Zgodnie z przepisami, Sejm przyjmuje obywatelski wniosek bezwzględną większością głosów w obecności co najmniej połowy ustawowej liczby posłów. Zakładając 100 proc. frekwencję (460 posłów) w głosowaniu nad wnioskiem ws. referendum, jego zwolennicy musieliby zebrać 231 głosów. Kluby PO i PSL mają łącznie 232 posłów, a opozycja, wliczając posłów niezrzeszonych, 228.

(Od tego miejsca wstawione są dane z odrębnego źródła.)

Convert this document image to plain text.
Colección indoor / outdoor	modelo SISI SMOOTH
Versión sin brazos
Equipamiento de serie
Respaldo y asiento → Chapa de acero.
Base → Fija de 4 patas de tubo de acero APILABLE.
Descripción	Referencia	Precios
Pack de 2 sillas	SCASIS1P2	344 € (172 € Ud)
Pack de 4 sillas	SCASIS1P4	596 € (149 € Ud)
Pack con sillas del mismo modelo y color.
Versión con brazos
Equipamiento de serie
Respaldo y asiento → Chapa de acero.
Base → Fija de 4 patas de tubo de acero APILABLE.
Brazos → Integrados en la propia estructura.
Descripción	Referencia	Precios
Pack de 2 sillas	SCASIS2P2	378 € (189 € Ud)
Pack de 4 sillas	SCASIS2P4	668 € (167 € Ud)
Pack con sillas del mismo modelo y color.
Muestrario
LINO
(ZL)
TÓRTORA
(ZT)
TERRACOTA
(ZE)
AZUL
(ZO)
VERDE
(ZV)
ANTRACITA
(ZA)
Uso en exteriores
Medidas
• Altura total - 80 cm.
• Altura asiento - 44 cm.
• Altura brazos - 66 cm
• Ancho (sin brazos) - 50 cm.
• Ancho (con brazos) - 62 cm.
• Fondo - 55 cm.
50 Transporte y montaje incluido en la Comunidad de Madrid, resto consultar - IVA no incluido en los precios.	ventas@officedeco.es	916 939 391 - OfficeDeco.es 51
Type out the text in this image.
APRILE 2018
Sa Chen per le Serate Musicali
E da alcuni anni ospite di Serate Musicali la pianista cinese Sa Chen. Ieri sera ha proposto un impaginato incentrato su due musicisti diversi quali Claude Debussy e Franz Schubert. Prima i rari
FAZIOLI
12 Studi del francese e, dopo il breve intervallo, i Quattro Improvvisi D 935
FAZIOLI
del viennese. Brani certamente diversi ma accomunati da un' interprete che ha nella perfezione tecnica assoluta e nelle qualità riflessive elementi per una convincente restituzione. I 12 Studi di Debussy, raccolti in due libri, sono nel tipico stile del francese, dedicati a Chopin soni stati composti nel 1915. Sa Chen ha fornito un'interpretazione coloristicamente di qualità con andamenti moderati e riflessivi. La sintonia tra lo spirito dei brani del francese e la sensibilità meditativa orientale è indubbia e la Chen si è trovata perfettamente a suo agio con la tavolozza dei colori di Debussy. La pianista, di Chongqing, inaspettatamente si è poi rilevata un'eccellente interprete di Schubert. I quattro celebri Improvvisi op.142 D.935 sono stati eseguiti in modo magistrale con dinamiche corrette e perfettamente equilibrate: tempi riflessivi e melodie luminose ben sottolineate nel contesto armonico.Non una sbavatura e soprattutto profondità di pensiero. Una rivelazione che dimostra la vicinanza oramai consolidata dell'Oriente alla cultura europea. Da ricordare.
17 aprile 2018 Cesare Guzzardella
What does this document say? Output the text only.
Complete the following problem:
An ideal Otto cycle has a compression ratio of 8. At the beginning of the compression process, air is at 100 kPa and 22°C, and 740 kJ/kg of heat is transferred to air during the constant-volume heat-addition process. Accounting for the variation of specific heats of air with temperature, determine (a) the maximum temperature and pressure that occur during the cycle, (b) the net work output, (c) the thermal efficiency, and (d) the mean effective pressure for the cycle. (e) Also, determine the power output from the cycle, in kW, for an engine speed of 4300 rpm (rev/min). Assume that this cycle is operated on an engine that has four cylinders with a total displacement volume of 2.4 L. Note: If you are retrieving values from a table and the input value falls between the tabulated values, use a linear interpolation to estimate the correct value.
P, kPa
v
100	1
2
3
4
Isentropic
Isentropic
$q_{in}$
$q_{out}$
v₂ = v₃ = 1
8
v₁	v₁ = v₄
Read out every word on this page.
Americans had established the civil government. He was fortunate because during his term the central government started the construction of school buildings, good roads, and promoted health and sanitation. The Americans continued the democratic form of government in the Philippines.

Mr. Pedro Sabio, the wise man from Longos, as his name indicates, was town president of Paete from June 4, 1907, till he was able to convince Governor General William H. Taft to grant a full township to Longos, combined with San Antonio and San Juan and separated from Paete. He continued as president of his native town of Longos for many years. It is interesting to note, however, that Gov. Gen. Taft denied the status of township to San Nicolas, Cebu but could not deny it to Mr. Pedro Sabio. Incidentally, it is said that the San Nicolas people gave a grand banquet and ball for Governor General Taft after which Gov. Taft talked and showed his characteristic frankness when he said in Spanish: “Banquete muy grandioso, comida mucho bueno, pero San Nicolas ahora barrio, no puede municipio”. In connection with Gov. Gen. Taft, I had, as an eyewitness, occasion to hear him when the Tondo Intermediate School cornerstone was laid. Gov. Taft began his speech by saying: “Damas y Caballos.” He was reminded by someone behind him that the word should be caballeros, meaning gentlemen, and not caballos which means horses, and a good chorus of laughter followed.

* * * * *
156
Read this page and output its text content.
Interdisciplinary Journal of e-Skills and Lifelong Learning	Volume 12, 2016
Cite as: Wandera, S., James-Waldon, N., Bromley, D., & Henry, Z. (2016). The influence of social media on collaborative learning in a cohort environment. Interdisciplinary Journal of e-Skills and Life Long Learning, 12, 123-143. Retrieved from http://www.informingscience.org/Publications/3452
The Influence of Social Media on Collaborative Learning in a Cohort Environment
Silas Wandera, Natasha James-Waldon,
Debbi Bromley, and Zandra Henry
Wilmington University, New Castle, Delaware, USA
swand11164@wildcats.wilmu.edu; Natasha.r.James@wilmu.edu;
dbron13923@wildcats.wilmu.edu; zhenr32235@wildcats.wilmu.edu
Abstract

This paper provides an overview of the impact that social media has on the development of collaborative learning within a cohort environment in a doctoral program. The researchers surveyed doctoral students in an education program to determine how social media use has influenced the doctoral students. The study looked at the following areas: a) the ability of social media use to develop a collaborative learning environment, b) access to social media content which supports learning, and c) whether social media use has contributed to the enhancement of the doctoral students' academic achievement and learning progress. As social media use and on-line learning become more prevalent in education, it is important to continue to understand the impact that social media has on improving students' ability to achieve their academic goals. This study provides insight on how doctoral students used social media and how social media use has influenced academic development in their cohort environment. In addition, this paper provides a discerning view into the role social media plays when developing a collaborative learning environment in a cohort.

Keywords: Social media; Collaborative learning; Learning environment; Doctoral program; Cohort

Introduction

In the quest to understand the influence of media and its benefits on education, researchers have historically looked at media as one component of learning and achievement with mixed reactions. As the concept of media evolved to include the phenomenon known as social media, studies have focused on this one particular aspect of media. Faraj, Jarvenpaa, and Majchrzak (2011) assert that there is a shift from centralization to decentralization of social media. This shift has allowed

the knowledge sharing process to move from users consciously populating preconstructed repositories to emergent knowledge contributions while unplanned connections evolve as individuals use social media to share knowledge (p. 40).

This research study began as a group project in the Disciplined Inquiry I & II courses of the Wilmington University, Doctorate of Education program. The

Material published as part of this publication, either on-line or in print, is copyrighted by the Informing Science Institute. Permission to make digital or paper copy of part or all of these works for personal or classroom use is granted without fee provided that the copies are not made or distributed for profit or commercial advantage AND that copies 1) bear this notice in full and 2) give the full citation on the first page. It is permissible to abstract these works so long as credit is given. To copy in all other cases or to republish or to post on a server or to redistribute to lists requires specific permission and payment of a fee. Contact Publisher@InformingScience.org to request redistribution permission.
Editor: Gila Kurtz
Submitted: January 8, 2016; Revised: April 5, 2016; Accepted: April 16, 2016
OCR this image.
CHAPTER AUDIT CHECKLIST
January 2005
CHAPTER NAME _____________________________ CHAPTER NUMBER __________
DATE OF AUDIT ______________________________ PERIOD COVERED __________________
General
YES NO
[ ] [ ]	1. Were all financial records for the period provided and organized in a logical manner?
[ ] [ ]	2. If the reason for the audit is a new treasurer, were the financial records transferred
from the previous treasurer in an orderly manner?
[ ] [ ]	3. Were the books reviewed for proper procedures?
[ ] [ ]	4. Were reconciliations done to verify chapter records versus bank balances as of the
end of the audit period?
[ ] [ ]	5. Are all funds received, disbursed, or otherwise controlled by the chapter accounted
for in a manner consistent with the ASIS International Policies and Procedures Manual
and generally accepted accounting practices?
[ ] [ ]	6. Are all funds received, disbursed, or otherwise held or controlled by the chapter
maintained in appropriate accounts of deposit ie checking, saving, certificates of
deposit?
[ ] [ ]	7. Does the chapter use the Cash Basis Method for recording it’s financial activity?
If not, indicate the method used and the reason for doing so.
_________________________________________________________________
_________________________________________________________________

W głosowaniu - biorąc pod uwagę zapowiadane głosowanie dwóch posłów PSL za wnioskiem o referendum oraz zapowiedziane głosowanie przeciwko wicemarszałek Nowickiej - dużą rolę odegrała frekwencja na sali sejmowej.
Inicjatorzy referendum - Stowarzyszenie Rzecznik Praw Rodziców - zebrali prawie milion podpisów pod wnioskiem o jego przeprowadzeniem. Chcą, by w referendum zadać pięć pytań: 1. Czy jesteś za zniesieniem obowiązku szkolnego sześciolatków? 2. Czy jesteś za zniesieniem obowiązku przedszkolnego pięciolatków? 3. Czy jesteś za przywróceniem w liceach ogólnokształcących pełnego kursu historii oraz innych przedmiotów? 4. Czy jesteś za stopniowym powrotem do systemu: 8 lat szkoły podstawowej plus 4 lata szkoły średniej? 5. Czy jesteś za ustawowym powstrzymaniem procesu likwidacji publicznych szkół i przedszkoli?
W ocenie Karoliny i Tomasza Elbanowskich ze Stowarzyszenia Rzecznik Praw Rodziców polskie szkoły nie są przygotowane na przyjęcie 6-latków.